RTE bir tarihte “İstanbul’u kazanan Türkiye’yi kazanır” demişti. O zamanlar kaybetme ihtimalini aklından geçirmiş miydi bilemeyiz ama bu söz aslında “İstanbul’u kaybeden Türkiye’yi kaybeder anlamına gelmekteydi! Öyle ya İstanbul AKP iktidarının doğum yeri, çıkış noktası, gerçek başkenti, mali kaynağı, hâkimiyetini sürdürmesini sağlayan sosyal ve ekonomik zincirin en güçlü halkası, kısaca hemen her şeyi idi. Yani İstanbul, RTE ve rejimi için ülkenin “anahtarı”, devasa bir yapının “kilit taşı” ve “tacın incisi” anlamına gelmekteydi.

Şimdi İstanbul kaybedildi. Elbette bir dizi çok önemli merkez de kaybedildi ama yukarıda belirttiğimiz nedenlerden dolayı “dünya bir yana, İstanbul bir yana” idi! Olacak iş değildi.

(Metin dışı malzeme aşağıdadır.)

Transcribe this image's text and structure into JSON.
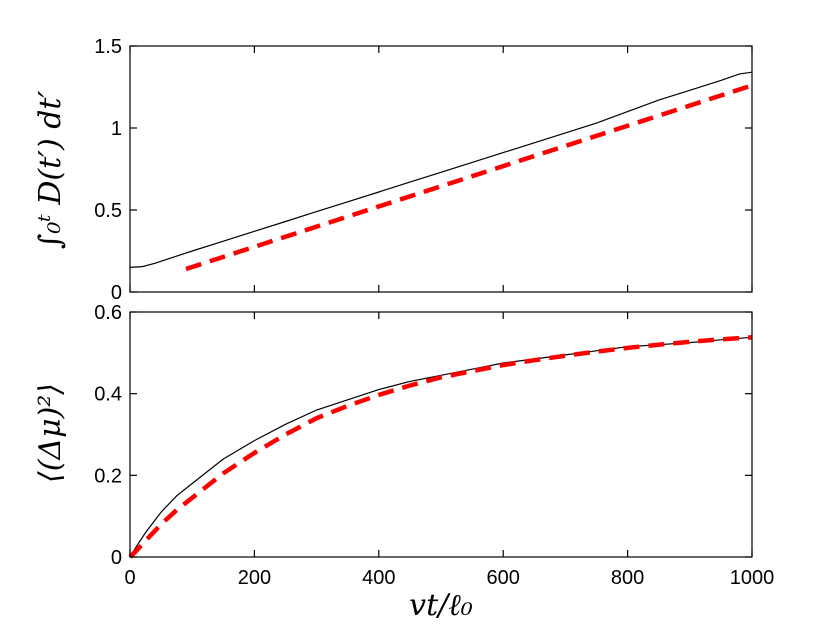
{
  "chart_data": [
    {
      "type": "line",
      "panel": "top",
      "title": "",
      "xlabel": "",
      "ylabel": "∫₀ᵗ D(t′) dt′",
      "xlim": [
        0,
        1000
      ],
      "ylim": [
        0,
        1.5
      ],
      "xticks": [
        0,
        200,
        400,
        600,
        800,
        1000
      ],
      "yticks": [
        0,
        0.5,
        1,
        1.5
      ],
      "yticklabels": [
        "0",
        "0.5",
        "1",
        "1.5"
      ],
      "show_xticklabels": false,
      "grid": false,
      "series": [
        {
          "style": "solid",
          "color": "#000000",
          "x": [
            0,
            20,
            40,
            60,
            80,
            100,
            150,
            200,
            250,
            300,
            350,
            400,
            450,
            500,
            550,
            600,
            650,
            700,
            750,
            800,
            850,
            900,
            950,
            980,
            1000
          ],
          "y": [
            0.15,
            0.155,
            0.175,
            0.2,
            0.225,
            0.25,
            0.31,
            0.37,
            0.43,
            0.49,
            0.55,
            0.61,
            0.67,
            0.73,
            0.79,
            0.85,
            0.91,
            0.97,
            1.03,
            1.1,
            1.17,
            1.23,
            1.29,
            1.33,
            1.34
          ]
        },
        {
          "style": "dashed",
          "color": "#ff0000",
          "x": [
            90,
            1000
          ],
          "y": [
            0.14,
            1.26
          ]
        }
      ]
    },
    {
      "type": "line",
      "panel": "bottom",
      "title": "",
      "xlabel": "vt/ℓ₀",
      "ylabel": "⟨(Δμ)²⟩",
      "xlim": [
        0,
        1000
      ],
      "ylim": [
        0,
        0.6
      ],
      "xticks": [
        0,
        200,
        400,
        600,
        800,
        1000
      ],
      "xticklabels": [
        "0",
        "200",
        "400",
        "600",
        "800",
        "1000"
      ],
      "yticks": [
        0,
        0.2,
        0.4,
        0.6
      ],
      "yticklabels": [
        "0",
        "0.2",
        "0.4",
        "0.6"
      ],
      "grid": false,
      "series": [
        {
          "style": "solid",
          "color": "#000000",
          "x": [
            0,
            10,
            25,
            50,
            75,
            100,
            150,
            200,
            250,
            300,
            350,
            400,
            450,
            500,
            550,
            600,
            650,
            700,
            750,
            800,
            850,
            900,
            950,
            1000
          ],
          "y": [
            0,
            0.025,
            0.06,
            0.11,
            0.15,
            0.18,
            0.24,
            0.285,
            0.325,
            0.36,
            0.385,
            0.41,
            0.43,
            0.445,
            0.46,
            0.475,
            0.485,
            0.495,
            0.505,
            0.515,
            0.52,
            0.525,
            0.532,
            0.538
          ]
        },
        {
          "style": "dashed",
          "color": "#ff0000",
          "x": [
            0,
            10,
            25,
            50,
            75,
            100,
            150,
            200,
            250,
            300,
            350,
            400,
            450,
            500,
            550,
            600,
            650,
            700,
            750,
            800,
            850,
            900,
            950,
            1000
          ],
          "y": [
            0,
            0.015,
            0.04,
            0.08,
            0.115,
            0.145,
            0.205,
            0.255,
            0.3,
            0.34,
            0.37,
            0.397,
            0.42,
            0.44,
            0.455,
            0.47,
            0.482,
            0.493,
            0.503,
            0.512,
            0.52,
            0.527,
            0.533,
            0.538
          ]
        }
      ]
    }
  ]
}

CHP, (özellikle de belediye başkanı adayı İmamoğlu) “malum” nedenlerle işi çok sıkı tutmuş, üstelik de hiç beklenmediği üzere bu işte çok başarılı olmuştu. Yani bu defa “Atı alan Üsküdarı geçememişti!”

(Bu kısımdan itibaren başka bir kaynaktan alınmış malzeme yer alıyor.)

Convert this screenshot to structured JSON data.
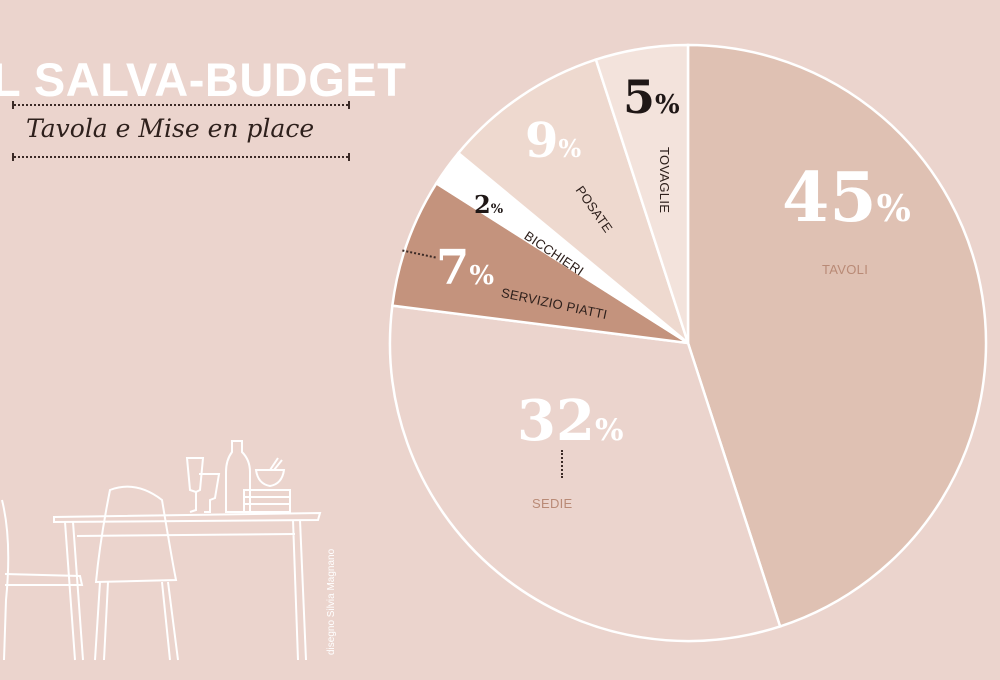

Tarihsel projenin çöküşü..!

Yeni rejim açısından İstanbul’u “düşmana teslim etmek” (beka sorunu) sadece güncel (ve elbette devasa) bir maddi-siyasi kaybın çok ötesinde bir tarihsel projenin de (fetih ve ebedi iktidar) çöküşü anlamına gelmektedir. İktidarın öfke, endişe ve tertiplerinin asıl nedeni budur. Evet, ekonomik kriz, şimdilik beklenen oranda bir oy kaybına yol açmamış olsa da RTE ve hareketinin yükselişini sağlayan toplumsal enerjinin ciddi biçimde tükenmeye başladığı ve iktidarın gerileme dönemine girdiği ayan beyan ortadadır. Bu nedenle AKP (aslında RTE) oyu yüzde 40 küsur seviyesinde olsa da bu 2009 seçimlerinde alınan yüzde 38,5 oranındaki oydan daha geri bir düzeyi ifade etmektedir.

Kısacası, iktidarın sinirlerini ziyadesiyle bozan asıl neden, ne Ekrem İmamoğlu’nun “sinir bozucu” soğukkanlılığı ve inatçılığı ne de seçim oyunlarının bu defa tutmamasıdır. Asıl neden “tarihsel” rüzgârların güçlü bir biçimde tersten esmeye başlamasıdır. Elbette bu durum Saray rejimi için bir sürpriz değil. Bilmem kaç yıldır belediye başkanlığı yapan isimler “metal yorgunluğu” gerekçesiyle boş yere istifaya zorlanmadı. Üstelik seçim süreci boyunca Cumhurbaşkanı, Binali Yıldırım dahil her türlü “aracıyı” bir kenara iterek ve bütün devlet olanaklarını tek taraflı olarak “kullanmak suretiyle” meydanlara durduk yere çıkmadı. Ve elbette şimdi inanılmaz bir yüzsüzlük ve pişkinlikle muhalefetin üstüne yıkılmaya çalışılan seçim numaralarına nedensiz biçimde başvurulmadı… Ama olmadı ve Türkiye’nin ekonomik değeri en yüksek şehirlerinin neredeyse hepsi muhalefet tarafından kazanıldı.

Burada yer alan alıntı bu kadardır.